Imagine a law that subsidizes the well-off, discriminates against large segments of the work force, diverts funds from education and the needy, wastes tens of millions of tax dollars every year, and hurts the competitiveness of our state's businesses.

Those are precisely the effects of at least one law on the books here in Michigan: the Prevailing Wage Act of 1965. It's a classic case of special interest legislation that benefits a narrow few at the expense of the many.

The Act, which covers construction projects in Michigan that receive full or partial funding from the State, requires workers on those projects to be paid "prevailing" wages and benefits. That invariably means the rates fixed in local collective bargaining agreements--in other words, union wages and benefits. The compensation packages established by non-union contractors and their employees--who make up almost two-thirds of Michigan's construction work force--are not considered under the law in determining the "prevailing" rates.

Aside from wages and benefits, the law had been interpreted by the Blanchard administration to require contractors on state-funded projects to follow a number of other provisions found in union collective bargaining agreements, such as specific job classifications, union jurisdictional rules, apprenticeship requirements and ratios, and overtime and premium pay clauses. The Michigan Department of Labor has recently relaxed those requirements, but it's still true that if a firm wants to do work for a state-funded project, it must behave as if it were unionized even if it isn't.

As one consequence, non-union builders (known as "merit shop contractors") avoid bidding on such projects, leaving the work to unionized firms. Why should they burden themselves with the paperwork and reporting requirements of the law, skew their wage and benefit levels to suit someone else's, and subject their employees to unfamiliar and often inefficient work practices?

Workers who are competent and qualified, but simply not unionized, are effectively frozen out of work on projects from school construction to road repair. That lack of competition allows labor unions to foist their higher costs on taxpayers--an estimated $70 million in needless costs in one recent year alone.

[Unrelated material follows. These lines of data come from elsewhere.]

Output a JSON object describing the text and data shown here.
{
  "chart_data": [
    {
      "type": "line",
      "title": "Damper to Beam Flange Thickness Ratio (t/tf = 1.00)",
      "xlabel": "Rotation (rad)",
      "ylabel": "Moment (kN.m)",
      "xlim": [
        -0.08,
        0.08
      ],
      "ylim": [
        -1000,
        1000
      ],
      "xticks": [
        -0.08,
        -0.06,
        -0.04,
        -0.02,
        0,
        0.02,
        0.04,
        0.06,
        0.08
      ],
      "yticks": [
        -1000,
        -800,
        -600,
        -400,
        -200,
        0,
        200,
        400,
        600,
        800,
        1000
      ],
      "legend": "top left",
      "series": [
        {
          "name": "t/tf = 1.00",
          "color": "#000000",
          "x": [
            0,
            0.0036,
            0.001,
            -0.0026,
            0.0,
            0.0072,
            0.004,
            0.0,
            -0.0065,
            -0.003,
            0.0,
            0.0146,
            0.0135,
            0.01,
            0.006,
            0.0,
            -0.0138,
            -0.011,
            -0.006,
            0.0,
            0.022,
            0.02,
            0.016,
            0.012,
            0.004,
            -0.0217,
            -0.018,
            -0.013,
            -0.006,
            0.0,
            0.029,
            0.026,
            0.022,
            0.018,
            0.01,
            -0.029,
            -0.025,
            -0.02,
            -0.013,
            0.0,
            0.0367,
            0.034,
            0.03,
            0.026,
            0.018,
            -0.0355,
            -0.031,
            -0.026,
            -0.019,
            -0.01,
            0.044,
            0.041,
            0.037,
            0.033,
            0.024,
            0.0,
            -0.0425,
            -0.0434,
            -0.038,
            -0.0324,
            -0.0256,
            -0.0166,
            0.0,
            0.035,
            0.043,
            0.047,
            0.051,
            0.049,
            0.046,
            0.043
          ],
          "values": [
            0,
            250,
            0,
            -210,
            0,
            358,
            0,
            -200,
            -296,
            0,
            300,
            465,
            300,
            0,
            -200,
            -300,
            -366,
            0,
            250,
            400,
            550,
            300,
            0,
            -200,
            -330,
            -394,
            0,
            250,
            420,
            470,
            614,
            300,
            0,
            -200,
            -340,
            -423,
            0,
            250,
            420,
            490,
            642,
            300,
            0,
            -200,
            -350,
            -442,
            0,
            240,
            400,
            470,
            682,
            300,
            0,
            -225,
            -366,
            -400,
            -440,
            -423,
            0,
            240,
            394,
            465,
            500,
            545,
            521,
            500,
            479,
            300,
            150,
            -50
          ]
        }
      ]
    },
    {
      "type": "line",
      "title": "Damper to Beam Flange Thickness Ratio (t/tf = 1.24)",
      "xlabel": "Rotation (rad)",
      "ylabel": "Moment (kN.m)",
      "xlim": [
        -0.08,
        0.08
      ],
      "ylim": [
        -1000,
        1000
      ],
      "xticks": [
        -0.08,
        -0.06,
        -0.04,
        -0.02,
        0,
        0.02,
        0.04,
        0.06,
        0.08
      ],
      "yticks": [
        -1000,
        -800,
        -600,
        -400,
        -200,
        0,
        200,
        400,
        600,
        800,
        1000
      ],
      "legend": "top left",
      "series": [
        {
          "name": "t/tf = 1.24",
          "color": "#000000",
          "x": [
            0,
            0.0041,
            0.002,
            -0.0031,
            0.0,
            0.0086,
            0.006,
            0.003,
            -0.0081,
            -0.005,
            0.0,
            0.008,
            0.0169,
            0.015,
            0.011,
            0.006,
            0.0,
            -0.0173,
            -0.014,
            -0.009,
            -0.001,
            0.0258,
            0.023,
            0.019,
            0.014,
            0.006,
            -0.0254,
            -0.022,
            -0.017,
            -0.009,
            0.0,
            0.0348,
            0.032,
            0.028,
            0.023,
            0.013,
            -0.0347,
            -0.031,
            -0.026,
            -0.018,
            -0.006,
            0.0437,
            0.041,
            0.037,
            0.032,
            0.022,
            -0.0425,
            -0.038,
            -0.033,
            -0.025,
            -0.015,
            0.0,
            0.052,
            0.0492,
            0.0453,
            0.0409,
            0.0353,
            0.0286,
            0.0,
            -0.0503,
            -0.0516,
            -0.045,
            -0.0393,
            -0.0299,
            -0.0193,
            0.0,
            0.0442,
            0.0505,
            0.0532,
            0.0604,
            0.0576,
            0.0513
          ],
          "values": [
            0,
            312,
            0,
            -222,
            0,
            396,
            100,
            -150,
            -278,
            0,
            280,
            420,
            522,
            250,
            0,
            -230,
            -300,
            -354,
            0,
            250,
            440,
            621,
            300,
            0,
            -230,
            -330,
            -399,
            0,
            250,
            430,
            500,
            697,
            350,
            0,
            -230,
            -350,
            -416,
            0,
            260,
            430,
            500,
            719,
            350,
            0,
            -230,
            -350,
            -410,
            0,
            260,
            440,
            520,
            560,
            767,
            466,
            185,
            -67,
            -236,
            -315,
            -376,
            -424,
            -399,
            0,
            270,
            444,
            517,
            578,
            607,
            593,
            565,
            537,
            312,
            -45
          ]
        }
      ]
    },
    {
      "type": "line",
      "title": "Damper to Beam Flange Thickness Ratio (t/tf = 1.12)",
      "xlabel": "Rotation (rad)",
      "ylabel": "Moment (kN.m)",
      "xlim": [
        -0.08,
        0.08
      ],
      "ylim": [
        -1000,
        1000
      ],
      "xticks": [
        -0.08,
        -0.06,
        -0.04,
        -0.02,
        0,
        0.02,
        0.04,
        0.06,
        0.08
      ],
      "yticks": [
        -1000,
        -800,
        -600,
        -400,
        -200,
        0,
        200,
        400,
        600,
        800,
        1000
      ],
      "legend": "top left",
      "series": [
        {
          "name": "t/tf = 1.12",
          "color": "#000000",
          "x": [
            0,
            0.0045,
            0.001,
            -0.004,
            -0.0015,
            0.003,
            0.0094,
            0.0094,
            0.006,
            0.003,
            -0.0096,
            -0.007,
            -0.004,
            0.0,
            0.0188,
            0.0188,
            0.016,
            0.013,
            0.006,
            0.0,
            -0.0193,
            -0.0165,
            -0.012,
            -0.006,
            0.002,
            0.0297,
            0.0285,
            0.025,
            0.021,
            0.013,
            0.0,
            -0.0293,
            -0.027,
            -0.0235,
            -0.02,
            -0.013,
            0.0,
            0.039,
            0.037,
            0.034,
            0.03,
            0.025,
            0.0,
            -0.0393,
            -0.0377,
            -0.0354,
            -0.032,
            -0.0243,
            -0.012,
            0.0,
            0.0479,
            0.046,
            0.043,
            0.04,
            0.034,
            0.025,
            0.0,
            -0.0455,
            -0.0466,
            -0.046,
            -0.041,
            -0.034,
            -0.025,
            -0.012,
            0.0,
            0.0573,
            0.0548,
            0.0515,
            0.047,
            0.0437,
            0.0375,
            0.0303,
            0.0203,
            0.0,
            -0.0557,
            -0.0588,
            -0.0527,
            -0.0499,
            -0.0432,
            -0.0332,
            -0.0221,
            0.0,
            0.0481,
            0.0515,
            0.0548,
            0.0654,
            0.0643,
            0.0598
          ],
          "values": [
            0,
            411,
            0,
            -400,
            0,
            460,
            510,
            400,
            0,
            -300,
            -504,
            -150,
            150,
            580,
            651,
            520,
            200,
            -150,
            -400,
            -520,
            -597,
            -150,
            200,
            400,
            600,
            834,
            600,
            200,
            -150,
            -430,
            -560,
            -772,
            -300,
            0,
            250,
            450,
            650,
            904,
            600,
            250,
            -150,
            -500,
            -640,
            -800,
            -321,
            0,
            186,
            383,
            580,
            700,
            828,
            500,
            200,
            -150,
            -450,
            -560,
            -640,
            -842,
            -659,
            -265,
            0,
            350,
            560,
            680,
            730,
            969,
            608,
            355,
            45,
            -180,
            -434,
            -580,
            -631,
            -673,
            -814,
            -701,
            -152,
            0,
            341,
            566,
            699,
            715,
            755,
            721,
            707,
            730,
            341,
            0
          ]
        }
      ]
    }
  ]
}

It so happens that unionized construction workers are among the highest paid people in Michigan. That means that most other workers are paying taxes to subsidize people who make more than they do.

The prevailing wage nonsense has come home to roost with a vengeance in Kalamazoo County, where two disputes have simmered for months. One concerns a ruling of Attorney General Frank Kelley which declared that Western Michigan University would have to pay union rates for work on a new recreational facility even though it is being funded entirely by student fees. Kelley would like the Prevailing Wage Act applied to construction projects at state universities regardless of the funding source. The extra $3 million or so that "prevailing wage" would require WMU to pay is money that could otherwise go for a better facility, lower fees, or even scholarships.

Meanwhile, Kalamazoo County has had its own policy of applying state-set prevailing wage rates on its own projects that do not receive state funding. Some on the county commission now see this for the unnecessary expense that it is and have drawn fire from local unions for trying to get rid of the policy. Says commissioner Jerome Kohel, "The county has limited funds and we're faced with a situation of whether or not we continue to support a subsidy for plumbers, carpenters and electricians and put them in line ahead of the needs of other programs for the mentally ill, the developmentally disabled, environmental needs and law enforcement."

If local school districts were not bound by prevailing wage, they could spend the savings on education. If social service projects were exempted, more funds might be available for the poor. The cost of keeping criminals locked up--now more than $1 billion a year in Michigan--would be lower without prevailing wage. And certainly, any level of government that saves money because it pays market rates instead of artificial, inflated union rates, could always return the savings to the citizens and thereby stimulate job and business growth in the taxpaying private sector.

Michigan's image as a high-tax, high-cost, overly-regulated state is only reinforced by harmful laws like prevailing wage. An important lawsuit filed in January by the Saginaw Valley Area Chapter of the Associated Builders and Contractors offers some hope. The suit asks that the law be invalidated on grounds that it violates both federal statutes and the U. S. Constitution's guarantee of due process and the right to contract.

The Michigan State Legislature, however, should not wait to see if legal challenges rid us of this albatross. Economics and common sense both argue strongly against prevailing wage, especially in this time of severe budget constraints in state and local governments. By repealing the law now, legislators could begin to make amends for the grievous mistake they made in 1965.